Но звезды остались прежними.
Они даже не ускорили свое неспешное передвижение по небесной тверди. Сьенфуэгос вслух повторял названия, словно заклинание, которое сможет вернуть ему те вечера, когда он был окружен людьми, говорящими на одним с ним языке и разделяющими те же страхи и надежды.
Он испытал уже столько бед, что даже нелепое плавание на «Галантной Марии», милей за милей отдаляющее его от родного острова и любимой, теперь вспоминалось как один из самых чудесных этапов жизни, ведь тогда он научился читать и писать и познакомился с людьми, которые в один прекрасный день станут частью истории.
Что сталось с его добрым другом Луисом де Торресом, с малодушным Родриго из Хереса, который клялся и божился, что невинный кубинский табак может принести вред, или с самим адмиралом Колумбом? Смог ли он добраться до двора Великого хана и его золотых дворцов?
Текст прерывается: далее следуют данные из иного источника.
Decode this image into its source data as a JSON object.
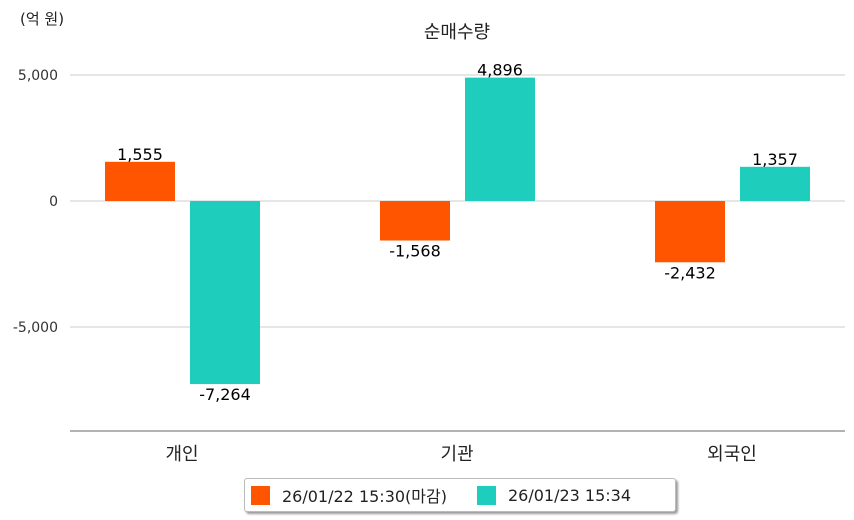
{
  "chart_data": {
    "type": "bar",
    "title": "순매수량",
    "ylabel": "(억 원)",
    "xlabel": "",
    "categories": [
      "개인",
      "기관",
      "외국인"
    ],
    "series": [
      {
        "name": "26/01/22 15:30(마감)",
        "color": "#ff5500",
        "values": [
          1555,
          -1568,
          -2432
        ],
        "labels": [
          "1,555",
          "-1,568",
          "-2,432"
        ]
      },
      {
        "name": "26/01/23 15:34",
        "color": "#1ecdbb",
        "values": [
          -7264,
          4896,
          1357
        ],
        "labels": [
          "-7,264",
          "4,896",
          "1,357"
        ]
      }
    ],
    "yticks": [
      5000,
      0,
      -5000
    ],
    "ytick_labels": [
      "5,000",
      "0",
      "-5,000"
    ],
    "ylim": [
      -9130,
      5000
    ],
    "grid": true,
    "legend_position": "bottom"
  }
}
Гориаф и его приспешники заверяли, что некоторые из этих людей вернулись, и Сьенфуэгос задавался вопросом, как они отреагируют, если однажды увидят его восставшим из мертвых.
«Это я, — скажет он. — Юнга Сьенфуэгос, канарец, над которым все смеялись, зайцем пробравшийся на корабль. Это я, тот самый чертов Гуанче».
Никто ему не поверит.
Никто не поверит нелепому рассказу о бесконечных бедствиях, ведь даже ему самому они иногда казались кошмарным сном, вызванным воспаленным воображением.
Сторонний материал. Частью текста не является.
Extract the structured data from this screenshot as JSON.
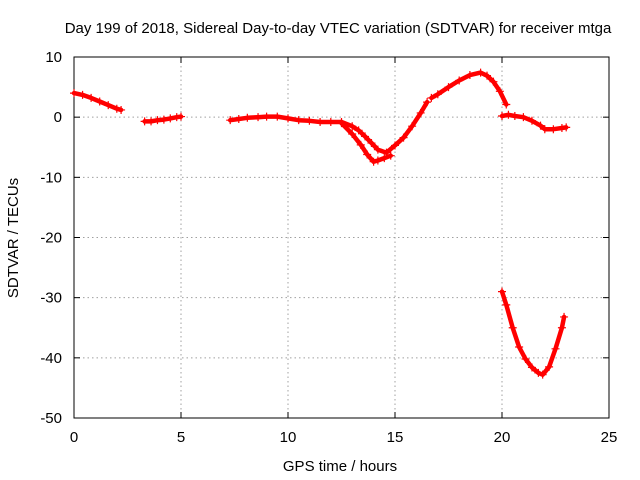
{
  "chart_data": {
    "type": "scatter",
    "title": "Day 199 of 2018, Sidereal Day-to-day VTEC variation (SDTVAR) for receiver mtga",
    "xlabel": "GPS time / hours",
    "ylabel": "SDTVAR / TECUs",
    "xlim": [
      0,
      25
    ],
    "ylim": [
      -50,
      10
    ],
    "xticks": [
      0,
      5,
      10,
      15,
      20,
      25
    ],
    "yticks": [
      10,
      0,
      -10,
      -20,
      -30,
      -40,
      -50
    ],
    "grid": true,
    "marker": "+",
    "color": "#ff0000",
    "series": [
      {
        "name": "segment-1",
        "x": [
          0.0,
          0.4,
          0.8,
          1.2,
          1.6,
          2.0,
          2.2
        ],
        "y": [
          4.0,
          3.7,
          3.2,
          2.6,
          2.0,
          1.4,
          1.2
        ]
      },
      {
        "name": "segment-2",
        "x": [
          3.3,
          3.6,
          3.9,
          4.2,
          4.5,
          4.8,
          5.0
        ],
        "y": [
          -0.7,
          -0.7,
          -0.5,
          -0.4,
          -0.2,
          0.0,
          0.1
        ]
      },
      {
        "name": "segment-3",
        "x": [
          7.3,
          7.7,
          8.1,
          8.6,
          9.0,
          9.5,
          10.0,
          10.5,
          11.0,
          11.5,
          12.0,
          12.5,
          13.0,
          13.3,
          13.6,
          13.9,
          14.2,
          14.6,
          15.0,
          15.4,
          15.8,
          16.2,
          16.5
        ],
        "y": [
          -0.5,
          -0.3,
          -0.1,
          0.0,
          0.1,
          0.1,
          -0.2,
          -0.5,
          -0.6,
          -0.8,
          -0.8,
          -0.8,
          -1.5,
          -2.2,
          -3.2,
          -4.3,
          -5.4,
          -5.9,
          -4.7,
          -3.4,
          -1.5,
          0.7,
          2.5
        ]
      },
      {
        "name": "segment-3-spread",
        "x": [
          12.5,
          13.0,
          13.4,
          13.7,
          14.0,
          14.2,
          14.5,
          14.8
        ],
        "y": [
          -1.0,
          -2.8,
          -4.6,
          -6.2,
          -7.4,
          -7.2,
          -6.8,
          -6.4
        ]
      },
      {
        "name": "segment-4",
        "x": [
          16.7,
          17.0,
          17.5,
          18.0,
          18.5,
          19.0,
          19.3,
          19.6,
          19.9,
          20.2
        ],
        "y": [
          3.2,
          3.8,
          5.0,
          6.1,
          7.0,
          7.4,
          6.9,
          5.9,
          4.3,
          2.1
        ]
      },
      {
        "name": "segment-5",
        "x": [
          20.0,
          20.3,
          20.6,
          21.0,
          21.4,
          21.8,
          22.0,
          22.4,
          22.8,
          23.0
        ],
        "y": [
          0.2,
          0.4,
          0.2,
          0.0,
          -0.6,
          -1.4,
          -2.0,
          -2.0,
          -1.8,
          -1.7
        ]
      },
      {
        "name": "segment-6",
        "x": [
          20.0,
          20.2,
          20.5,
          20.8,
          21.1,
          21.4,
          21.7,
          21.9,
          22.2,
          22.5,
          22.8,
          22.9
        ],
        "y": [
          -29.0,
          -31.2,
          -35.0,
          -38.2,
          -40.2,
          -41.6,
          -42.5,
          -42.8,
          -41.5,
          -38.5,
          -35.0,
          -33.2
        ]
      }
    ]
  }
}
Когда взошло солнце, он установил навес из пальмовых листьев и заснул.
Так он провел несколько дней и ночей.
Может, десять, а может, и двенадцать. Какая разница?
Спать, грезить, есть, пить, ловить рыбу, снова спать. Иногда плакать.
И грести.
Постоянно грести.
Дельфины больше не появлялись.
Даже луна устала освещать путь.
Лишь море, неподвижное, свинцовое море, составляло ему компанию.
Ветер совершенно стих, не осталось даже самого легкого бриза, невыносимая липкая жара стала хозяйкой положения.
Потом как-то ночью атмосфера начала сгущаться, и новый день удивил Сьенфуэгоса густым туманом, с подобным он еще никогда в жизни не встречался. Чуть дальше носа лодки не было видно ни зги, и когда он не греб, тишина становилась такой абсолютной, что болели уши.
Все три последующие дня он ощущал, что находится в каком-то новом кошмаре, он никогда не испытывал такого безотчетного страха, ведь эта непроницаемая белая мгла больше напоминала опутавший вселенную саван, чем обычное атмосферное явление, канарец даже не осмеливался думать о том, какие бесчисленные ужасы поджидают его за этим неосязаемым барьером, сотканным из пустоты.
— Может, я уже мертв, — сказал он как-то себе однажды утром. — Может, я просто этого не знаю, но вероятно, я уже три дня как пустился в долгий путь туда, откуда нет возврата.
Через два часа он услышал где-то далеко-далеко неясный металлический звон колокола.